Et bien, il me plaît à imaginer, moi, que trois ou quatre siècles avant Abdullah Ibn Yassin, ces parages du fleuve Sénégal, non loin de l'actuelle Saint-Louis dont le nom rappelle la vocation chrétienne, virent passer des Berbères chrétiens, missionnaires, marchands ou nomades, dont l'un ou l'autre devait bien porter avec lui un livre liturgique en latin, tout en chantant des poèmes qui ne devaient pas être très différents de ceux des berbérophones d'aujourd'hui. Ce que nous savons du passé des Touareg, et ce que nous savons du passé d'une ville de Marrakech, m'autorise à l'imaginer sans trop m'éloigner de la réalité. Cette histoire a été entièrement effacée de la mémoire des hommes, mais elle n'en est pas moins fascinante.

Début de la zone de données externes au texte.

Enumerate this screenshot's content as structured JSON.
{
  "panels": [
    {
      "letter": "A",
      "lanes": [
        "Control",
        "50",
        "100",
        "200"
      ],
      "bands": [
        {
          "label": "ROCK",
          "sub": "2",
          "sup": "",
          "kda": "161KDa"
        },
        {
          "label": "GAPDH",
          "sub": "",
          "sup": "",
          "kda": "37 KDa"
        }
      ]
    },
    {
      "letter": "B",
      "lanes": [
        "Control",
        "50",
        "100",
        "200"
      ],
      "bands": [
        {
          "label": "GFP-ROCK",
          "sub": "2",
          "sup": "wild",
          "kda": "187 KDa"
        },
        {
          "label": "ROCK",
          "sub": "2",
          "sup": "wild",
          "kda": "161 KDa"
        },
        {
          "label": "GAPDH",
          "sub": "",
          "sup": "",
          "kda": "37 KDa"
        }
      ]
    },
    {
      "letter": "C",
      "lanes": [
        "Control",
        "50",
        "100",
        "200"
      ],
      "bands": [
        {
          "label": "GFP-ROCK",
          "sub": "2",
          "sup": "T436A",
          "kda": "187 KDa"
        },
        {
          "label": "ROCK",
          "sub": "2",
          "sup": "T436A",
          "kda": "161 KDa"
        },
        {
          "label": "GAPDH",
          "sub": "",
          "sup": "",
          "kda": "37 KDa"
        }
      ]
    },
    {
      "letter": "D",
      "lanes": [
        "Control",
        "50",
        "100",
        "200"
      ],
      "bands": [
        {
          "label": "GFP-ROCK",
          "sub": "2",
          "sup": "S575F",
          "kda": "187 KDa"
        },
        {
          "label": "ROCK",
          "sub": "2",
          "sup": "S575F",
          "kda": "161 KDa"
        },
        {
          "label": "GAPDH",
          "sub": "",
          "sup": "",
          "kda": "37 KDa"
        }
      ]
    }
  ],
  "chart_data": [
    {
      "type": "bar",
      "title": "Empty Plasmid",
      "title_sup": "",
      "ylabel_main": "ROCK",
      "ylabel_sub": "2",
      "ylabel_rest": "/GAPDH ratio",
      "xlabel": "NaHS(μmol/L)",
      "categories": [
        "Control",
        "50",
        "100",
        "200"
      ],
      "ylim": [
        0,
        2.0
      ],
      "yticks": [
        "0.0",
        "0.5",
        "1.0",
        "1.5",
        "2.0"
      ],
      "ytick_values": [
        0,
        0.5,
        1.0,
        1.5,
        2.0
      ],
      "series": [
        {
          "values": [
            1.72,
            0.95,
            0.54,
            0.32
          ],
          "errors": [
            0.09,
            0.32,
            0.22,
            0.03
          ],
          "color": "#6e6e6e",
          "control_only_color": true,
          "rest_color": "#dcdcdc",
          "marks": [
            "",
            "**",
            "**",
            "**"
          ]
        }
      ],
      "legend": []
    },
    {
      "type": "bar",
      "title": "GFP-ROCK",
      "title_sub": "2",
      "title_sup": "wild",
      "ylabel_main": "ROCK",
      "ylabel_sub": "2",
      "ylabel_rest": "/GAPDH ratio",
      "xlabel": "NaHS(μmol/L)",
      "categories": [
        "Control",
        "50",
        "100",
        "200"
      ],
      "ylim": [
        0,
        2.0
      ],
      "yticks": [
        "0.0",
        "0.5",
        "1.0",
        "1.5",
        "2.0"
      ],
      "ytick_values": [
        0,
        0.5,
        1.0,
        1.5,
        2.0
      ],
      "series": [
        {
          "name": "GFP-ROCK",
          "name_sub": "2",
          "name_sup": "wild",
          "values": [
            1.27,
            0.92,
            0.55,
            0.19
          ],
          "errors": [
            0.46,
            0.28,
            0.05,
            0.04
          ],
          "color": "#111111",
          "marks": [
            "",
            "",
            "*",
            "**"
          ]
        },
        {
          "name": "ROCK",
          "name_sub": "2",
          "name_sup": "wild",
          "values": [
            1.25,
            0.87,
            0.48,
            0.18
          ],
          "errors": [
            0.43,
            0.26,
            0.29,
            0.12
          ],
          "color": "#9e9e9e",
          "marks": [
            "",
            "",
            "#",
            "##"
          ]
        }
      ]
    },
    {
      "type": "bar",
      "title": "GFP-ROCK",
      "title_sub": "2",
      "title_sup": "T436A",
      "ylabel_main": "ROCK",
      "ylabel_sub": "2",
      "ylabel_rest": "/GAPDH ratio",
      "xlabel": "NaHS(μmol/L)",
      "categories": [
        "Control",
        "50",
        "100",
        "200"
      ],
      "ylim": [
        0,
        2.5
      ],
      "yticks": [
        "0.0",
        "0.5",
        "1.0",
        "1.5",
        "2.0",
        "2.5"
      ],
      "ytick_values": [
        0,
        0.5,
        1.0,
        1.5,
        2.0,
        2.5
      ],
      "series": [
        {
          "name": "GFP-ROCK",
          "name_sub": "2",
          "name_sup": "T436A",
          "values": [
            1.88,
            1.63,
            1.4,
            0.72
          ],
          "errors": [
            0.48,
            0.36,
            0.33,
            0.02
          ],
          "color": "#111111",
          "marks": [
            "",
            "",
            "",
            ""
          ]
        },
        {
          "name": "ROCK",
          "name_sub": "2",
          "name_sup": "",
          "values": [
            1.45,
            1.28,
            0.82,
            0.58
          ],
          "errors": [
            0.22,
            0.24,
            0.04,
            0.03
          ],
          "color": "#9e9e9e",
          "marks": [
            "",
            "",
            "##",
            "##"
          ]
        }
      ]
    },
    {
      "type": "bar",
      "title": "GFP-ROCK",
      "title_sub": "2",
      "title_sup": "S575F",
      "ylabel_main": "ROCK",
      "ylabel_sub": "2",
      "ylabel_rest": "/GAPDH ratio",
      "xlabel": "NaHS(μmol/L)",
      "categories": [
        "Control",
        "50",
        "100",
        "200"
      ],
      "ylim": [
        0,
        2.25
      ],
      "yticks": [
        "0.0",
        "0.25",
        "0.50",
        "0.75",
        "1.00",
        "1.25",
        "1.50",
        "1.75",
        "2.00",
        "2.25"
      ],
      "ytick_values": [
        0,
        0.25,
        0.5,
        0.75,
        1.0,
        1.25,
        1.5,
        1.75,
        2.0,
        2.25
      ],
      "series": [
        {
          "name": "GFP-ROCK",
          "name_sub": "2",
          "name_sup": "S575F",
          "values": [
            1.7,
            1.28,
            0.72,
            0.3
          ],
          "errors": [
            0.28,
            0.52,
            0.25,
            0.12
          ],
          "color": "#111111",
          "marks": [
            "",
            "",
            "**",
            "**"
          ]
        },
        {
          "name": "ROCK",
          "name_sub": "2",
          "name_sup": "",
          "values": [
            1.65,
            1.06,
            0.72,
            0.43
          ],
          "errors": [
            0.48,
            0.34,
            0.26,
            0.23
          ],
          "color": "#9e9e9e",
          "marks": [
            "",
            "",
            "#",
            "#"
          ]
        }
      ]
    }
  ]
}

Il reste toutefois une question, qui n'a aucun rapport avec le christianisme, mais bien avec l'histoire des Berbères. Comment se fait-il que, seuls parmi tous les peuples berbérophones, les Touareg aient toujours gardé l'usage des tifinagh, cette écriture qui semble avoir été utilisée, dans les temps antiques, sur la côte méditerranéenne du Maghreb ? Ecriture, qui, longtemps recluse parmi les Touareg du Sahara, a connu une prodigieuse renaissance depuis les années 1960 grâce aux travaux de l'Académie berbère de Paris déjà évoquée sur ce forum et grâce à ceux du professeur Salem Chaker de l'INALCO, est aujourd'hui fréquemment utilisée dans la signalétique au Maroc et en Algérie, et est même enseignée à l'école au Maroc.